La necessità di servirsi di un approccio di psicologia umanistica allo sport si evidenzia, secondo me, di continuo nelle richieste che gli atleti pongono agli psicologi. Consiste a mio avviso non tanto nell’insegnamento di specifiche strategie e tecniche psicologiche per gestire lo stress agonistico o mantenere la concentrazione sul presente o sapere collaborare con i compagni. Riguarda alcuni aspetti della vita sportiva che per queste persone non è solo un lavoro da svolgere al meglio ma è diventata un’esperienza totalizzante che dà significato stesso alla propria esistenza, in cui il valore di se stessi come persona viene misurato sui risultati futuri da raggiungere. Per molti di loro non basta svolgere il proprio lavoro con professionalità, bisogna essere sempre, anche in allenamento, impegnati al massimo e ottenere in gara risultati di livello assoluto.

L’attualità dell’approccio umanistico deriva dalle preoccupazioni che nascono dalle prestazioni sportive degli atleti.
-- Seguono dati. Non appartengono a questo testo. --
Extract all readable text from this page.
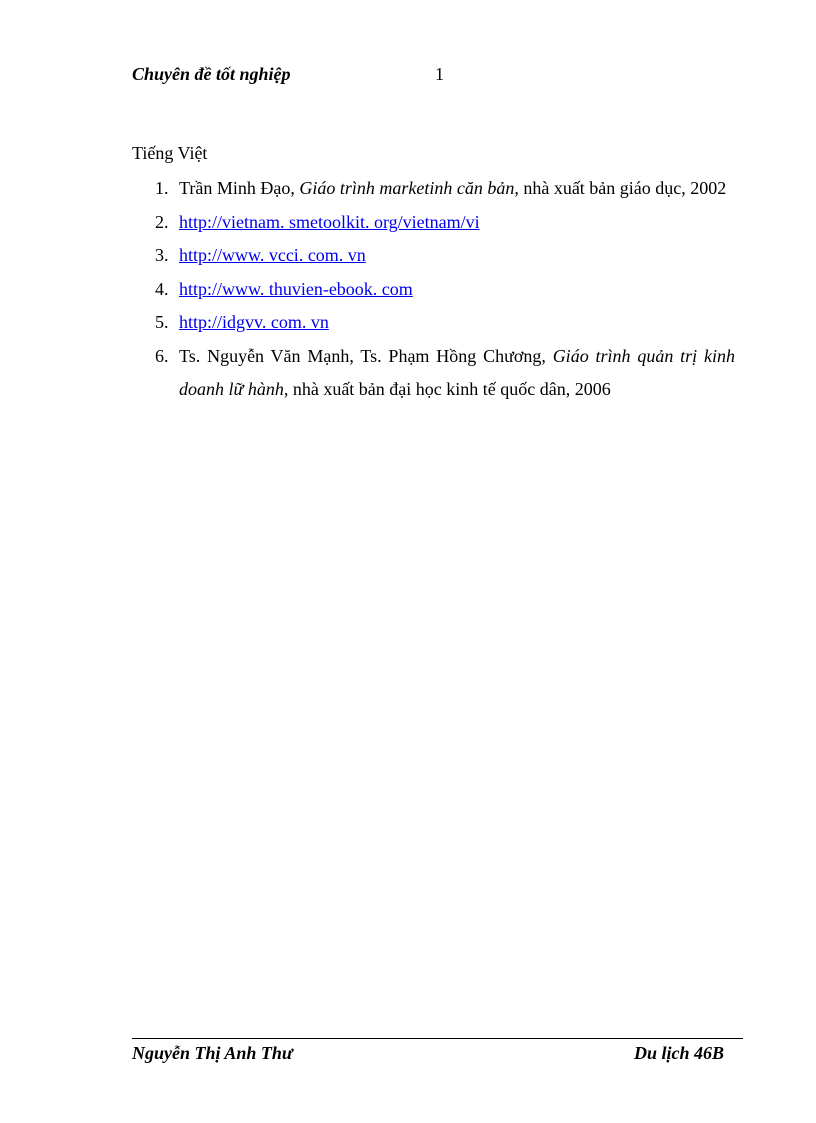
Chuyên đề tốt nghiệp	1
Tiếng Việt
1. Trần Minh Đạo, Giáo trình marketinh căn bản, nhà xuất bản giáo dục, 2002
2. http://vietnam. smetoolkit. org/vietnam/vi
3. http://www. vcci. com. vn
4. http://www. thuvien-ebook. com
5. http://idgvv. com. vn
6. Ts. Nguyễn Văn Mạnh, Ts. Phạm Hồng Chương, Giáo trình quản trị kinh doanh lữ hành, nhà xuất bản đại học kinh tế quốc dân, 2006
Nguyễn Thị Anh Thư	Du lịch 46B
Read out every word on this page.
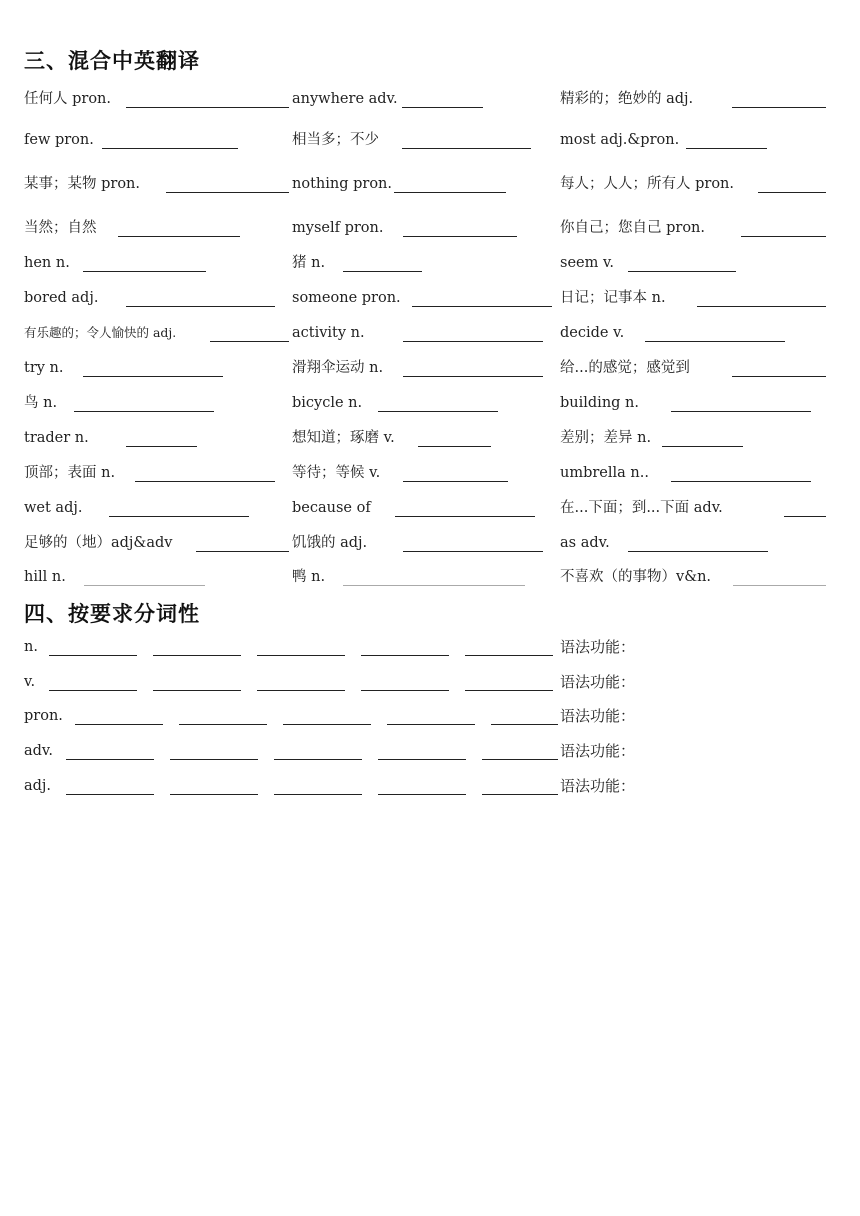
三、混合中英翻译
任何人 pron.	anywhere adv.	精彩的；绝妙的 adj.
few pron.	相当多；不少	most adj.&pron.
某事；某物 pron.	nothing pron.	每人；人人；所有人 pron.
当然；自然	myself pron.	你自己；您自己 pron.
hen n.	猪 n.	seem v.
bored adj.	someone pron.	日记；记事本 n.
有乐趣的；令人愉快的 adj.	activity n.	decide v.
try n.	滑翔伞运动 n.	给...的感觉；感觉到
鸟 n.	bicycle n.	building n.
trader n.	想知道；琢磨 v.	差别；差异 n.
顶部；表面 n.	等待；等候 v.	umbrella n..
wet adj.	because of	在...下面；到...下面 adv.
足够的（地）adj&adv	饥饿的 adj.	as adv.
hill n.	鸭 n.	不喜欢（的事物）v&n.
四、按要求分词性
n.	语法功能：
v.	语法功能：
pron.	语法功能：
adv.	语法功能：
adj.	语法功能：
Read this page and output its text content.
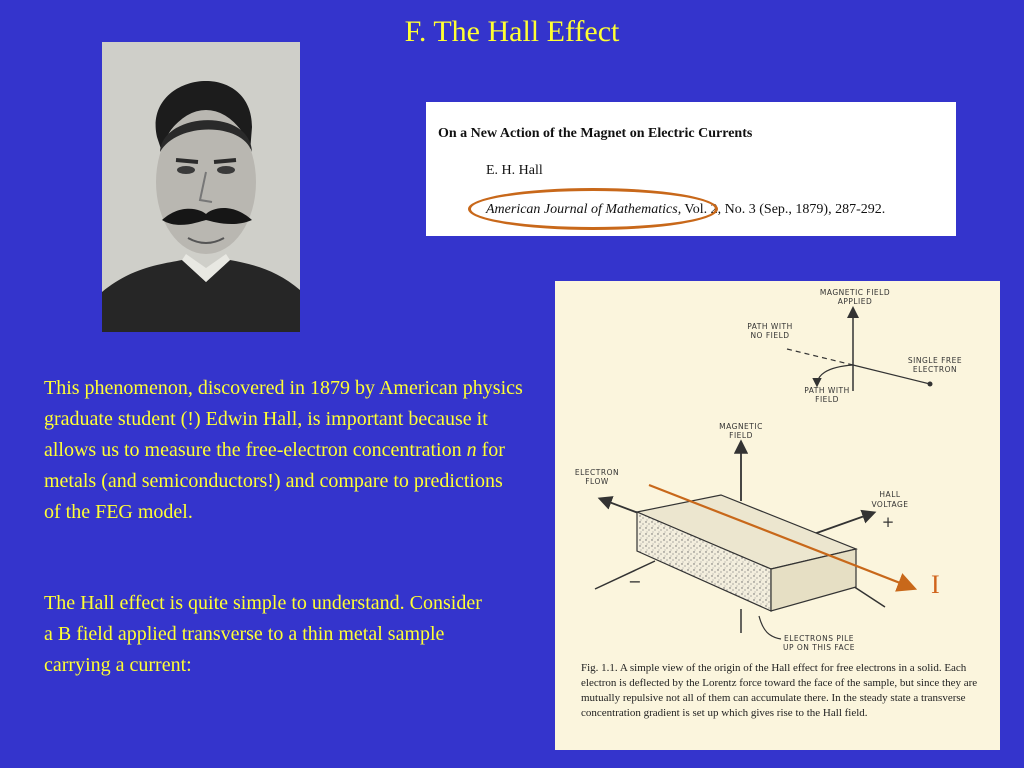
F. The Hall Effect
On a New Action of the Magnet on Electric Currents
E. H. Hall
American Journal of Mathematics, Vol. 2, No. 3 (Sep., 1879), 287-292.

This phenomenon, discovered in 1879 by American physics graduate student (!) Edwin Hall, is important because it allows us to measure the free-electron concentration n for metals (and semiconductors!) and compare to predictions of the FEG model.

The Hall effect is quite simple to understand. Consider a B field applied transverse to a thin metal sample carrying a current:

MAGNETIC FIELD
APPLIED
PATH WITH
NO FIELD
SINGLE FREE
ELECTRON
PATH WITH
FIELD
MAGNETIC
FIELD
ELECTRON
FLOW
HALL
VOLTAGE
+
−
ELECTRONS PILE
UP ON THIS FACE
Fig. 1.1. A simple view of the origin of the Hall effect for free electrons in a solid. Each electron is deflected by the Lorentz force toward the face of the sample, but since they are mutually repulsive not all of them can accumulate there. In the steady state a transverse concentration gradient is set up which gives rise to the Hall field.
I
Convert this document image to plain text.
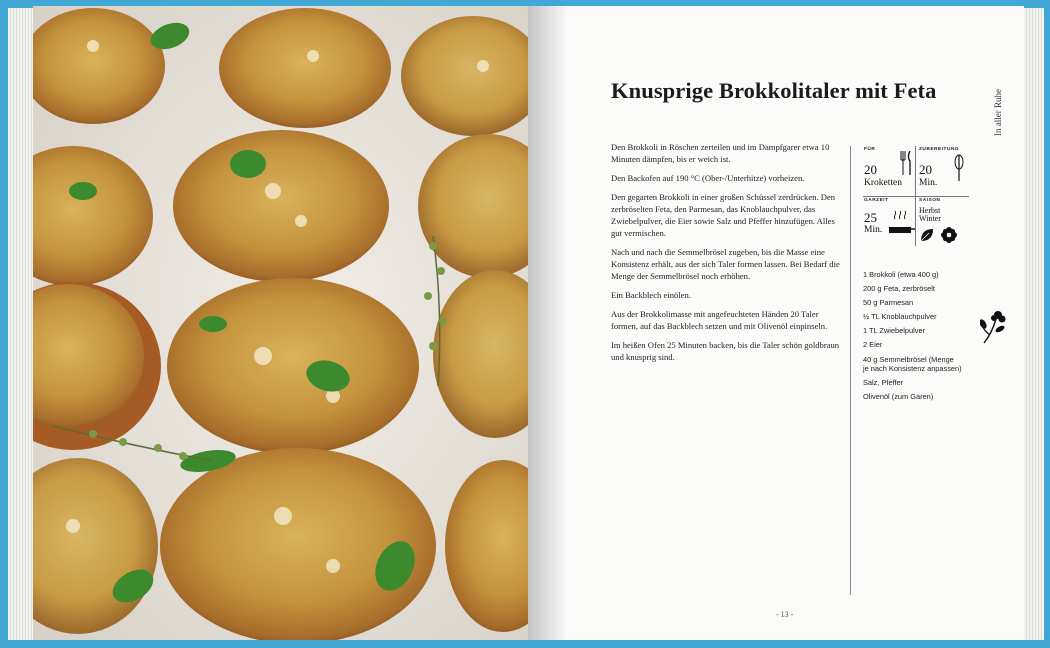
Knusprige Brokkolitaler mit Feta	In aller Ruhe

Den Brokkoli in Röschen zerteilen und im Dampfgarer etwa 10 Minuten dämpfen, bis er weich ist.

Den Backofen auf 190 °C (Ober-/Unterhitze) vorheizen.

Den gegarten Brokkoli in einer großen Schüssel zerdrücken. Den zerbröselten Feta, den Parmesan, das Knoblauchpulver, das Zwiebelpulver, die Eier sowie Salz und Pfeffer hinzufügen. Alles gut vermischen.

Nach und nach die Semmelbrösel zugeben, bis die Masse eine Konsistenz erhält, aus der sich Taler formen lassen. Bei Bedarf die Menge der Semmelbrösel noch erhöhen.

Ein Backblech einölen.

Aus der Brokkolimasse mit angefeuchteten Händen 20 Taler formen, auf das Backblech setzen und mit Olivenöl einpinseln.

Im heißen Ofen 25 Minuten backen, bis die Taler schön goldbraun und knusprig sind.

FÜR
20
Kroketten
ZUBEREITUNG
20
Min.
GARZEIT
25
Min.
SAISON
Herbst
Winter
1 Brokkoli (etwa 400 g)
200 g Feta, zerbröselt
50 g Parmesan
½ TL Knoblauchpulver
1 TL Zwiebelpulver
2 Eier
40 g Semmelbrösel (Menge
je nach Konsistenz anpassen)
Salz, Pfeffer
Olivenöl (zum Garen)
- 13 -
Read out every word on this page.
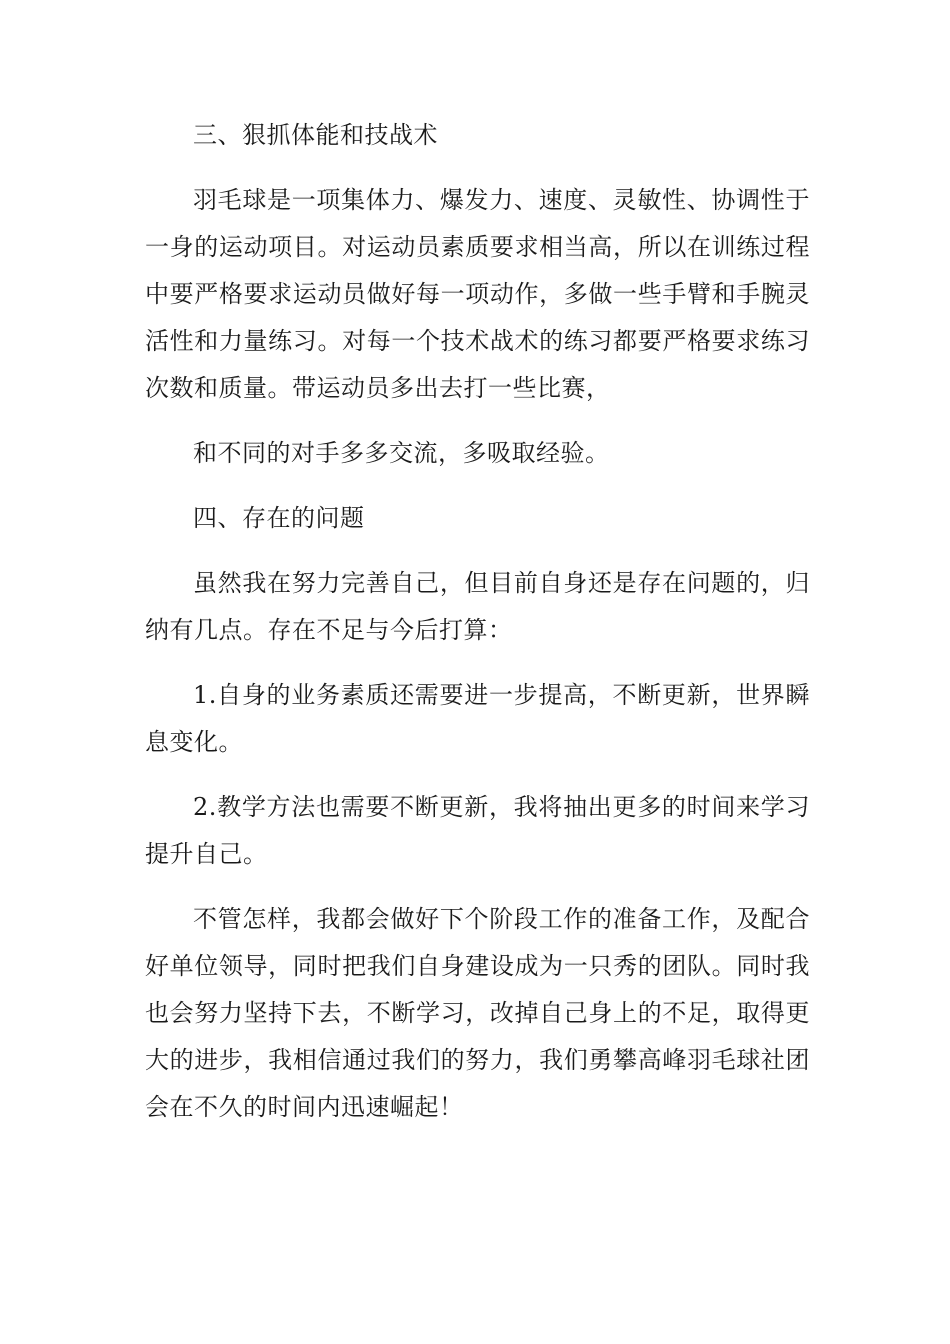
三、狠抓体能和技战术

羽毛球是一项集体力、爆发力、速度、灵敏性、协调性于一身的运动项目。对运动员素质要求相当高，所以在训练过程中要严格要求运动员做好每一项动作，多做一些手臂和手腕灵活性和力量练习。对每一个技术战术的练习都要严格要求练习次数和质量。带运动员多出去打一些比赛，

和不同的对手多多交流，多吸取经验。

四、存在的问题

虽然我在努力完善自己，但目前自身还是存在问题的，归纳有几点。存在不足与今后打算：

1.自身的业务素质还需要进一步提高，不断更新，世界瞬息变化。

2.教学方法也需要不断更新，我将抽出更多的时间来学习提升自己。

不管怎样，我都会做好下个阶段工作的准备工作，及配合好单位领导，同时把我们自身建设成为一只秀的团队。同时我也会努力坚持下去，不断学习，改掉自己身上的不足，取得更大的进步，我相信通过我们的努力，我们勇攀高峰羽毛球社团会在不久的时间内迅速崛起！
La madre di tutte le domande è per i più giovani: “Saprò raggiungere i risultati per cui mi preparo?”. Che per gli atleti più vecchi diventa:”Saprò ripetermi?”. Ma queste sono solo alcune delle possibili inquietudini che sorgono nella mente degli atleti più bravi, di quelli cioè che sono riusciti a tradurre la loro passione giovanile in un lavoro ambizioso e soddisfacente, che poi per molti è diventato così travolgente da lasciare spazio a molto poco altro, con le gioie e le sofferenze che questa condizione determina.

Gli atleti, salvo rare eccezioni, non hanno accanto persone qualificate per parlare di questi argomenti. Raramente ne parlano con gli allenatori o i compagni, più spesso con i loro partner o i genitori. Gli psicologi dello sport dovrebbero essere i professionisti più qualificati per affrontare questi temi ma devono possedere una formazione e una sensibilità personale ben sviluppate per essere di qualche utilità agli atleti nel trattare questi temi.

Capire la solitudine degli atleti

Ricomincia una nuova stagione agonistica, che vuole dire nuove sfide. In questo lavoro c’è poco spazio per la routine per lo svolgimento di attività consolidate che si ripetono di anno in anno. Lavorare con atleti e allenatori, anche loro impegnati nel chiedere il massimo a se stessi, rappresenta sempre una novità e come nelle gare il risultato finale non è mai certo. L’aspetto che più mi colpisce è che nonostante s’insegnino abilità importanti per migliorare la concentrazione o la gestione degli stress, l’apprendimento che considero più importante per un atleta riguarda l’accettazione della sua solitudine di fronte alla quotidianità del suo lavoro e il sapersi guidare in quei momenti unici che sono le competizioni.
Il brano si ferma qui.